WordPress – Sicherheit vom Host bis zum Login

Mit über 76 Millionen WordPress-Websites und mehr als 52 Millionen neuer Posts jeden Monat ist WordPress eines der meistgenutzten und erfolgreichsten Content Management Systeme – und daher auch ein beliebtes Ziel für Hacker. Von der Auswahl des Web Hosts über die Installation von Themes und Plug-Ins bis hin zur Einrichtung der Nutzerdaten und Datenbänke sollte sich jeder Website-Besitzer von Beginn an mit den möglichen Sicherheitstücken vertraut machen, um bösen Angriffen vorzubeugen.

Sicherheit beginnt beim Server Host
Die WordPress eigenen White Security Statistiken des Jahres 2013 zeigen, dass 41% der gehackten Websites auf Sicherheitslücken der Hosting Plattform zurückzuführen sind. Hacker nutzen URL Parameter, um eine SQL Injection durchzuführen, und so Zugriff auf wesentliche Daten und Passwörter zu erhalten. Aus diesem Grund ist bereits bei der Wahl nach einem passenden Host Vorsicht geboten. Der Server sollte Privatsphäre, Verfügbarkeit und Integrität der Ressourcen schützen, einen guten Support mit Sicherheitsberatung gewährleisten und stets die allerneuesten stabilen Versionen aller Server-Softwares zur Verfügung stellen. Des Weiteren sollte bei der Wahl des Hosts darauf geachtet werden, dass dieser zuverlässige Methoden für Backup und Recovery anbietet und außerdem dem Kunden eine gute Firewall, vertrauenswürdiges Malware Scanning und ein DDoS Schutz vorliegen.
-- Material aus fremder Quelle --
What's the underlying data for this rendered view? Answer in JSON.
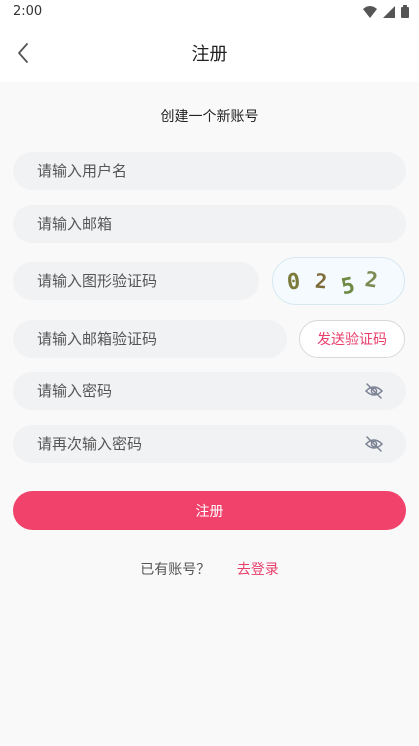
{
  "status_bar": {
    "time": "2:00"
  },
  "app_bar": {
    "title": "注册"
  },
  "form": {
    "subtitle": "创建一个新账号",
    "username": {
      "placeholder": "请输入用户名"
    },
    "email": {
      "placeholder": "请输入邮箱"
    },
    "captcha": {
      "placeholder": "请输入图形验证码",
      "image_text": "0252"
    },
    "email_code": {
      "placeholder": "请输入邮箱验证码",
      "send_label": "发送验证码"
    },
    "password": {
      "placeholder": "请输入密码"
    },
    "confirm_password": {
      "placeholder": "请再次输入密码"
    },
    "submit_label": "注册"
  },
  "footer": {
    "prompt": "已有账号？",
    "login_link": "去登录"
  },
  "colors": {
    "accent": "#f1426b",
    "link": "#e83e6b",
    "field_bg": "#f1f2f4",
    "page_bg": "#f9f9f9"
  },
  "icons": {
    "back": "chevron-left-icon",
    "eye_off": "eye-off-icon",
    "wifi": "wifi-icon",
    "signal": "signal-icon",
    "battery": "battery-icon"
  }
}
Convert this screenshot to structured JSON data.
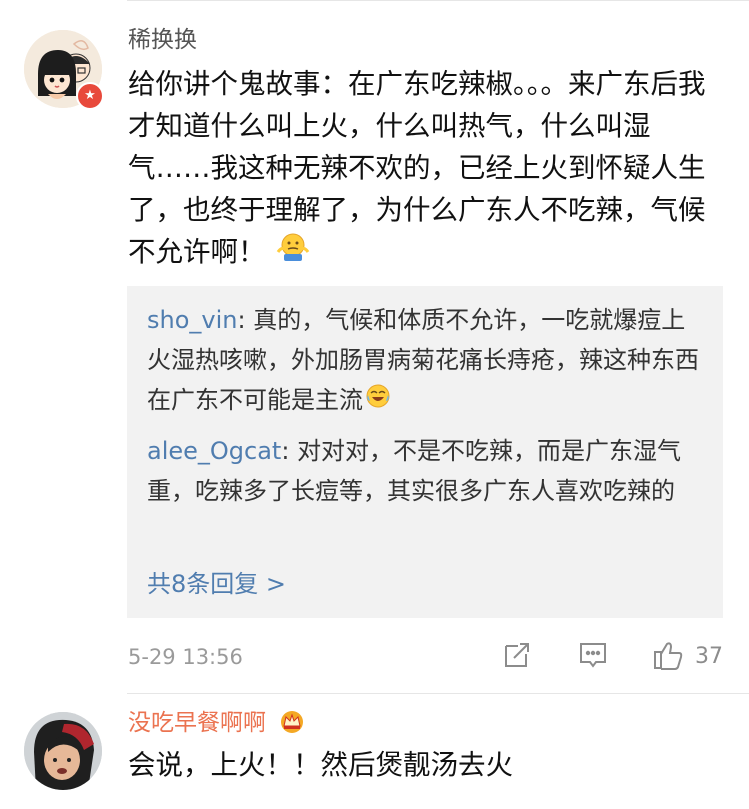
{
  "comment1": {
    "username": "稀换换",
    "text": "给你讲个鬼故事：在广东吃辣椒。。。来广东后我才知道什么叫上火，什么叫热气，什么叫湿气……我这种无辣不欢的，已经上火到怀疑人生了，也终于理解了，为什么广东人不吃辣，气候不允许啊！",
    "trailing_emoji": "shrug-emoji",
    "replies": [
      {
        "user": "sho_vin",
        "sep": ": ",
        "text": "真的，气候和体质不允许，一吃就爆痘上火湿热咳嗽，外加肠胃病菊花痛长痔疮，辣这种东西在广东不可能是主流",
        "emoji": "laugh-cry-emoji"
      },
      {
        "user": "alee_Ogcat",
        "sep": ": ",
        "text": "对对对，不是不吃辣，而是广东湿气重，吃辣多了长痘等，其实很多广东人喜欢吃辣的"
      }
    ],
    "more_replies": "共8条回复 >",
    "time": "5-29 13:56",
    "like_count": "37"
  },
  "comment2": {
    "username": "没吃早餐啊啊",
    "badge_icon": "crown-icon",
    "text": "会说，上火！！然后煲靓汤去火"
  },
  "colors": {
    "link_blue": "#507daf",
    "username_orange": "#eb7350",
    "reply_bg": "#f2f2f2",
    "meta_gray": "#9a9a9a"
  }
}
Regelmäßige Updates schließen Sicherheitslücken
Ständig finden Hacker einen neuen Weg, in die Websites vorzudringen. Daher stellt WordPress regelmäßig Updates zur Verfügung, die seit der Version 3.7 automatisch installiert werden. Das Dashboard informiert kontinuierlich über die neuesten Updates. Alternativ gibt es auch WordPress Hosting Pakete, welche einem viel Organisation abnehmen. Sie kümmern sich um Backups und die Installation, bieten oft eigene Themenauswahlen an und kümmern sich um den Virenschutz.

Die größte Angriffsfläche: Themes und Plug-Ins
Laut der White Security Statistik handelt es sich bei 29% der Angriffe um Theme-Hacks. 22% werden Sicherheitslücken in den WordPress Plug-Ins zugeschrieben. Diese gemeinsam 51% machen den größten Teil der Sicherheitsprobleme von WordPress aus. Hacker verschaffen sich über Einfügen eines Eval Base64 Decoders Zugang und hinterlassen nicht selten eine Hintertür, die es ihnen ermöglicht, auch nach Updates und Neuinstallationen Zugriff auf die Website zu behalten.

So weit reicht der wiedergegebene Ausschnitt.